Ouvi ontem José Miguel Júdice em mais uma das suas invetivas contra lógicas pró-confinamento e os seus principais arautos públicos (os epidemiologistas). O alvo centrava-se, desta vez, na matriz de risco que António Costa apresentou ao País em 11 de março; afirmando: “Desde que foi inventada pelo lóbi dos epidemiologistas (o qual agora resiste com unhas e dentes a aceitar alterá-la), a matriz de risco era evidentemente um absurdo. Disse-o de imediato, em 16 de março, sob a epígrafe ‘um quadrado mágico ou infantil’.” Ao tempo, encarei a dita matriz como algo de útil perante a confusão que estava instalada na sociedade portuguesa e as suas perigosas implicações; mas não deixo de acompanhar Júdice quando ele sustenta que o Governo “não confessou a infantilidade, mas mudou a matriz de tal modo que o verde passou a avançar nos quadrados amarelos”, ou seja, que “o quadrado mágico move-se” e que “por mais que o quadrado verde se movesse, o amarelo tinha de ser atingido” (o que corresponde a estarmos a funcionar sob contornos absolutamente ridicularizáveis por força da política no seu pior) — além de que “as duas variáveis escolhidas são evidentemente inadequadas”, existindo “muitos mais fatores a ponderar” e, designadamente, “a matriz devia refletir sobretudo a evolução do stress sobre os hospitais e a mortalidade”.

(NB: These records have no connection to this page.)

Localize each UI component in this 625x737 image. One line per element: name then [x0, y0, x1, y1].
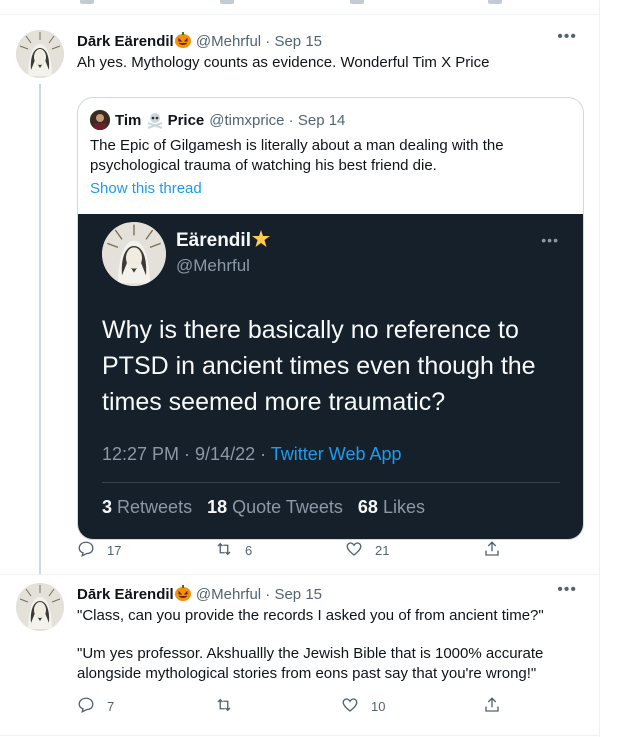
share-button[interactable]: [483, 540, 501, 561]
glowing-star-icon: [251, 230, 271, 251]
screenshot-text: Why is there basically no reference to P…: [102, 316, 536, 416]
share-icon: [483, 696, 501, 717]
jack-o-lantern-icon: [174, 32, 192, 50]
quote-text: The Epic of Gilgamesh is literally about…: [90, 137, 504, 174]
quote-author-name-suffix[interactable]: Price: [168, 112, 205, 129]
quote-handle-date[interactable]: @timxprice · Sep 14: [209, 112, 345, 129]
more-icon[interactable]: •••: [557, 581, 577, 599]
reply-count: 7: [107, 699, 115, 714]
previous-tweet-actions-cutoff: [0, 0, 600, 6]
reply-icon: [77, 696, 95, 717]
thread-line: [39, 84, 41, 574]
handle-date[interactable]: @Mehrful · Sep 15: [196, 586, 322, 603]
like-button[interactable]: 10: [341, 696, 385, 717]
tweet-actions: 7 10: [77, 696, 507, 716]
tweet-text: Ah yes. Mythology counts as evidence. Wo…: [77, 54, 490, 71]
show-thread-link[interactable]: Show this thread: [90, 180, 202, 197]
quote-header: Tim Price @timxprice · Sep 14: [90, 110, 345, 130]
screenshot-timestamp: 12:27 PM · 9/14/22 · Twitter Web App: [102, 444, 402, 464]
tweet-1[interactable]: Dārk Eärendil @Mehrful · Sep 15 ••• Ah y…: [0, 14, 599, 574]
avatar[interactable]: [16, 583, 64, 631]
author-name[interactable]: Dārk Eärendil: [77, 33, 174, 50]
screenshot-stats: 3 Retweets 18 Quote Tweets 68 Likes: [102, 497, 425, 517]
tweet-header: Dārk Eärendil @Mehrful · Sep 15: [77, 584, 322, 603]
screenshot-more-icon: •••: [541, 232, 559, 248]
like-count: 10: [371, 699, 386, 714]
skull-crossbones-icon: [146, 111, 164, 130]
handle-date[interactable]: @Mehrful · Sep 15: [196, 33, 322, 50]
tweet-text-line-2: "Um yes professor. Akshuallly the Jewish…: [77, 645, 544, 682]
screenshot-handle: @Mehrful: [176, 256, 250, 275]
like-count: 21: [375, 543, 390, 558]
quote-avatar: [90, 110, 110, 130]
reply-button[interactable]: 17: [77, 540, 121, 561]
reply-icon: [77, 540, 95, 561]
retweet-count: 6: [245, 543, 253, 558]
quoted-tweet[interactable]: Tim Price @timxprice · Sep 14 The Epic o…: [77, 97, 584, 540]
screenshot-divider: [102, 482, 560, 483]
tweet-header: Dārk Eärendil @Mehrful · Sep 15: [77, 31, 322, 50]
tweet-text-line-1: "Class, can you provide the records I as…: [77, 607, 544, 624]
retweet-icon: [215, 696, 233, 717]
heart-icon: [345, 540, 363, 561]
tweet-screenshot-image[interactable]: Eärendil @Mehrful ••• Why is there basic…: [78, 214, 583, 539]
retweet-button[interactable]: 6: [215, 540, 252, 561]
avatar[interactable]: [16, 30, 64, 78]
tweet-actions: 17 6 21: [77, 540, 507, 560]
retweet-button[interactable]: [215, 696, 245, 717]
divider: [0, 735, 599, 736]
quote-author-name[interactable]: Tim: [115, 112, 141, 129]
heart-icon: [341, 696, 359, 717]
screenshot-name: Eärendil: [176, 229, 271, 252]
share-icon: [483, 540, 501, 561]
like-button[interactable]: 21: [345, 540, 389, 561]
author-name[interactable]: Dārk Eärendil: [77, 586, 174, 603]
share-button[interactable]: [483, 696, 501, 717]
retweet-icon: [215, 540, 233, 561]
jack-o-lantern-icon: [174, 585, 192, 603]
timeline-border: [599, 0, 600, 737]
reply-count: 17: [107, 543, 122, 558]
tweet-2[interactable]: Dārk Eärendil @Mehrful · Sep 15 ••• "Cla…: [0, 574, 599, 737]
screenshot-avatar: [102, 222, 166, 286]
reply-button[interactable]: 7: [77, 696, 114, 717]
more-icon[interactable]: •••: [557, 28, 577, 46]
screenshot-source: Twitter Web App: [270, 444, 402, 464]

Entretanto e enquanto escrevia este post, o primeiro-ministro veio comunicar ao País novas regras para o nosso desconfinamento. Desde logo, mediante a intrigante descoberta tardia da existência de uma realidade chamada “concelhos de baixa densidade” a merecer tratamento distinto dos seus congéneres de densidade maior (o que não deixa de ser incompreensível face ao que foi sucedendo no passado recente em muitos casos em que foram audíveis os protestos dos autarcas respetivos). Mas também, à boleia de muitos ecos societariamente expressivos e potencialmente explosivos, sobretudo após uma tolerância a “tudo o que custa proibir no terreno” nos festejos do Sporting e nos dois dias de ingleses no Porto (“não correu tudo bem”, na versão do primeiro-ministro) — a propósito declarou macarronicamente Pinto da Costa que “deixava um conselho ao senhor primeiro-ministro António Costa: demita-os e, se não é capaz, demita-se o senhor”, no que foi apoiado, entre outros insuspeitos, por Marques Mendes (“podemos não gostar da linguagem mais agressiva de Pinto da Costa mas ele tem toda a razão”) e pelo próprio Júdice (“disse melhor do que um líder da oposição o essencial”). E aí está o Governo, pois, a correr atrás do senso comum e da fadiga pandémica, após o faro político de Marcelo já ter indiciado com clareza o incontornável caminho a seguir em face da “desobediência civil” e do “caos público” que já começava a vislumbrar: “não se pode dizer que temos que obedecer às regras, fixa-se um limite e depois o limite já não é esse, é outro”; “Portugal está a entrar numa fase em que, continuando a olhar para a vida e para a saúde, é preciso olhar também para a vida e a saúde da economia e da sociedade”; impõe-se “um grande equilíbrio entre não facilitar e não alarmar”. Enfim, o que mais importa agora é desejar que a vida possa mesmo regressar paulatina e seguramente.